In this study, all experiments were performed several times and with five-fold cross-validation. This helped evaluate the overall quality and reliability of models and may disclose elements not clearly visible during the initial training stage.
A comprehensive analysis of the results indicates that researchers should focus on the 10 features that offer the highest values of feature importance to get sufficient accuracy: namely, [‘mqtt.qos’, ‘mqtt.msgid’, ‘mqtt.len’, ‘tcp.time_delta’, ‘mqtt.msg’, ‘mqtt.hdrflags’, ‘mqtt.dupflag’, ‘tcp.len’, ‘tcp.flags’, ‘mqtt.conack.flags’]. These selected features can achieve high performance in detecting cyber attacks on MQTT traffic. They are also considered to be better than the full feature set or subset (20 features and 15 features, respectively) in terms of training time and testing time and improve the overall accuracy. We also noticed that these ten features influenced the model’s accuracy. Deleting one of these features results in a decrease in accuracy, implying that a particular feature significantly contributes to enhancing the model’s capacity to identify and analyze patterns or attributes within the dataset.

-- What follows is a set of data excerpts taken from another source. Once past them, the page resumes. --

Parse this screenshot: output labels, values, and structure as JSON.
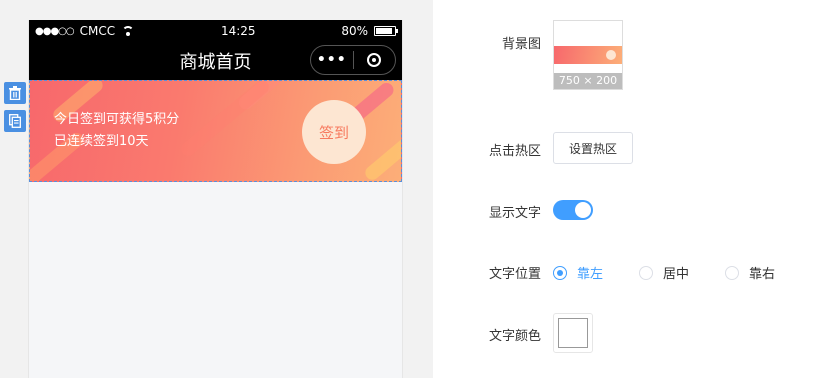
{
  "preview": {
    "status_bar": {
      "signal": "●●●○○",
      "carrier": "CMCC",
      "time": "14:25",
      "battery_pct": "80%",
      "battery_level": 0.8
    },
    "nav": {
      "title": "商城首页",
      "more": "•••"
    },
    "banner": {
      "line1": "今日签到可获得5积分",
      "line2": "已连续签到10天",
      "signin_label": "签到"
    }
  },
  "settings": {
    "background": {
      "label": "背景图",
      "size_caption": "750 × 200"
    },
    "hotzone": {
      "label": "点击热区",
      "button": "设置热区"
    },
    "show_text": {
      "label": "显示文字",
      "enabled": true
    },
    "text_position": {
      "label": "文字位置",
      "options": [
        "靠左",
        "居中",
        "靠右"
      ],
      "selected": "靠左"
    },
    "text_color": {
      "label": "文字颜色",
      "value": "#ffffff"
    }
  },
  "colors": {
    "accent": "#409eff",
    "banner_start": "#f7686c",
    "banner_end": "#fcae78"
  },
  "icons": {
    "delete": "trash-icon",
    "copy": "copy-icon"
  }
}
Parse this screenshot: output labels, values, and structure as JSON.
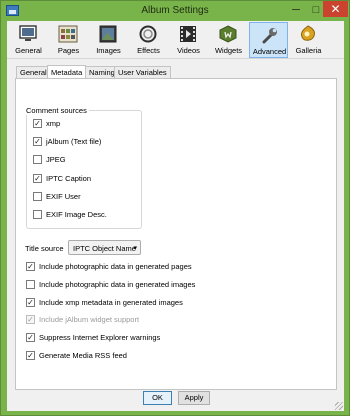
{
  "window": {
    "title": "Album Settings",
    "minimize_glyph": "─",
    "maximize_glyph": "□",
    "close_glyph": "✕"
  },
  "toolbar": {
    "items": [
      {
        "label": "General",
        "icon": "monitor-icon",
        "active": false
      },
      {
        "label": "Pages",
        "icon": "pages-grid-icon",
        "active": false
      },
      {
        "label": "Images",
        "icon": "image-icon",
        "active": false
      },
      {
        "label": "Effects",
        "icon": "effects-ring-icon",
        "active": false
      },
      {
        "label": "Videos",
        "icon": "film-icon",
        "active": false
      },
      {
        "label": "Widgets",
        "icon": "widget-box-icon",
        "active": false
      },
      {
        "label": "Advanced",
        "icon": "wrench-icon",
        "active": true
      },
      {
        "label": "Galleria",
        "icon": "galleria-icon",
        "active": false
      }
    ]
  },
  "tabs": [
    {
      "label": "General",
      "active": false
    },
    {
      "label": "Metadata",
      "active": true
    },
    {
      "label": "Naming",
      "active": false
    },
    {
      "label": "User Variables",
      "active": false
    }
  ],
  "comment_sources": {
    "title": "Comment sources",
    "items": [
      {
        "label": "xmp",
        "checked": true
      },
      {
        "label": "jAlbum (Text file)",
        "checked": true
      },
      {
        "label": "JPEG",
        "checked": false
      },
      {
        "label": "IPTC Caption",
        "checked": true
      },
      {
        "label": "EXIF User",
        "checked": false
      },
      {
        "label": "EXIF Image Desc.",
        "checked": false
      }
    ]
  },
  "title_source": {
    "label": "Title source",
    "value": "IPTC Object Name",
    "arrow": "▾"
  },
  "options": [
    {
      "label": "Include photographic data in generated pages",
      "checked": true,
      "disabled": false
    },
    {
      "label": "Include photographic data in generated images",
      "checked": false,
      "disabled": false
    },
    {
      "label": "Include xmp metadata in generated images",
      "checked": true,
      "disabled": false
    },
    {
      "label": "Include jAlbum widget support",
      "checked": true,
      "disabled": true
    },
    {
      "label": "Suppress Internet Explorer warnings",
      "checked": true,
      "disabled": false
    },
    {
      "label": "Generate Media RSS feed",
      "checked": true,
      "disabled": false
    }
  ],
  "check_glyph": "✓",
  "buttons": {
    "ok": "OK",
    "apply": "Apply"
  },
  "colors": {
    "frame": "#79b44a",
    "selected_tool": "#cce4f7",
    "close_button": "#c9432e"
  }
}
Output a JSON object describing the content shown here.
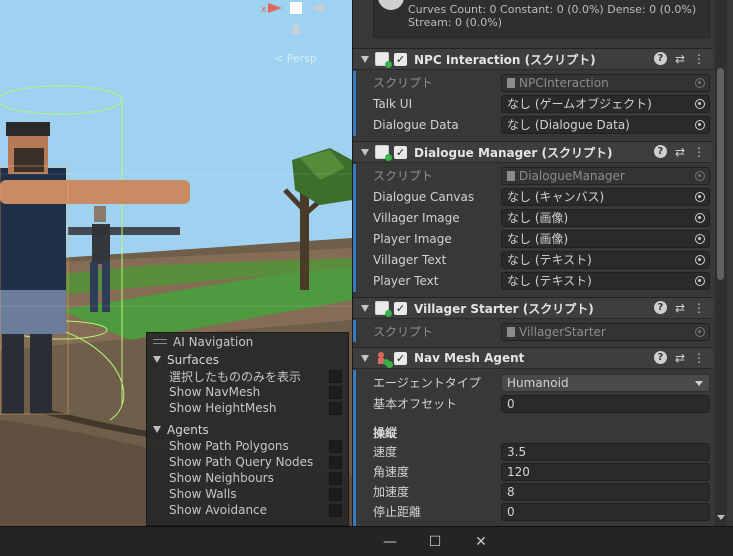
{
  "scene": {
    "persp_label": "< Persp"
  },
  "ai_nav": {
    "title": "AI Navigation",
    "surfaces": {
      "label": "Surfaces",
      "options": [
        "選択したもののみを表示",
        "Show NavMesh",
        "Show HeightMesh"
      ]
    },
    "agents": {
      "label": "Agents",
      "options": [
        "Show Path Polygons",
        "Show Path Query Nodes",
        "Show Neighbours",
        "Show Walls",
        "Show Avoidance"
      ]
    }
  },
  "inspector": {
    "curves_info": "Curves Count: 0 Constant: 0 (0.0%) Dense: 0 (0.0%) Stream: 0 (0.0%)",
    "npc": {
      "title": "NPC Interaction (スクリプト)",
      "script_label": "スクリプト",
      "script_value": "NPCInteraction",
      "talk_ui_label": "Talk UI",
      "talk_ui_value": "なし (ゲームオブジェクト)",
      "dialogue_data_label": "Dialogue Data",
      "dialogue_data_value": "なし (Dialogue Data)"
    },
    "dialogue": {
      "title": "Dialogue Manager (スクリプト)",
      "script_label": "スクリプト",
      "script_value": "DialogueManager",
      "fields": [
        {
          "label": "Dialogue Canvas",
          "value": "なし (キャンバス)"
        },
        {
          "label": "Villager Image",
          "value": "なし (画像)"
        },
        {
          "label": "Player Image",
          "value": "なし (画像)"
        },
        {
          "label": "Villager Text",
          "value": "なし (テキスト)"
        },
        {
          "label": "Player Text",
          "value": "なし (テキスト)"
        }
      ]
    },
    "villager": {
      "title": "Villager Starter (スクリプト)",
      "script_label": "スクリプト",
      "script_value": "VillagerStarter"
    },
    "navmesh": {
      "title": "Nav Mesh Agent",
      "agent_type_label": "エージェントタイプ",
      "agent_type_value": "Humanoid",
      "base_offset_label": "基本オフセット",
      "base_offset_value": "0",
      "steering_label": "操縦",
      "speed_label": "速度",
      "speed_value": "3.5",
      "angular_label": "角速度",
      "angular_value": "120",
      "accel_label": "加速度",
      "accel_value": "8",
      "stop_label": "停止距離",
      "stop_value": "0"
    }
  },
  "window": {
    "minimize": "—",
    "maximize": "☐",
    "close": "✕"
  }
}
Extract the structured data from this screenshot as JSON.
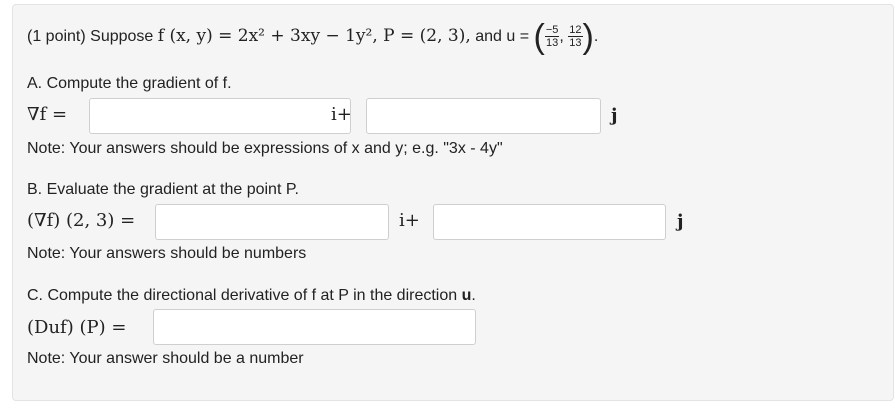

Table 9 shows the results of the final set of 10 features with various ML techniques. The results demonstrate that RF achieved the highest accuracy (0.9633) and F1-score (0.9632) among the evaluated models. DT, KNN, and XGBoost demonstrate significantly shorter training periods than RF and AdaBoost, and RF and AdaBoost have relatively longer training times. During the testing time, DT and XGBoost provided faster model evaluation compared to the other models. The evaluation metric of ROC scores is generally high for all methods, but XGBoost achieved the highest ROC score (0.9847).
Figure 6 depicts the ROC findings of the developed ML algorithms.
ML algorithms significantly enhance the accuracy and effectiveness of a model. ML techniques have a particular set of strengths, weaknesses, and suitability of algorithms. To select the proper ML method, the characteristics of the data should be understood. In this study, we examined multiple ML methods to select the appropriate models to develop an effective IDS to detect attacks on MQTT traffic. The DT method was selected based on its interpretability, simplicity, and ability to handle non-linear correlations in the data [
45]. The KNN algorithm was chosen because of its simplicity and ease of implementation [
46]. RF and XGBoost were chosen due to their popularity in ML methods and their ensemble learning capabilities that improve predictions by integrating numerous weak learners [
45]. The AdaBoost method is a popular choice in various ML applications due to its applicability in different ML tasks and lower susceptibility to overfitting than other algorithms [
45]. Also, tuning the hyperparameters for these models made a significant impact on the model performance. Reducing feature selection also helps improve the model’s performance with regard to training time, testing time, and accuracy.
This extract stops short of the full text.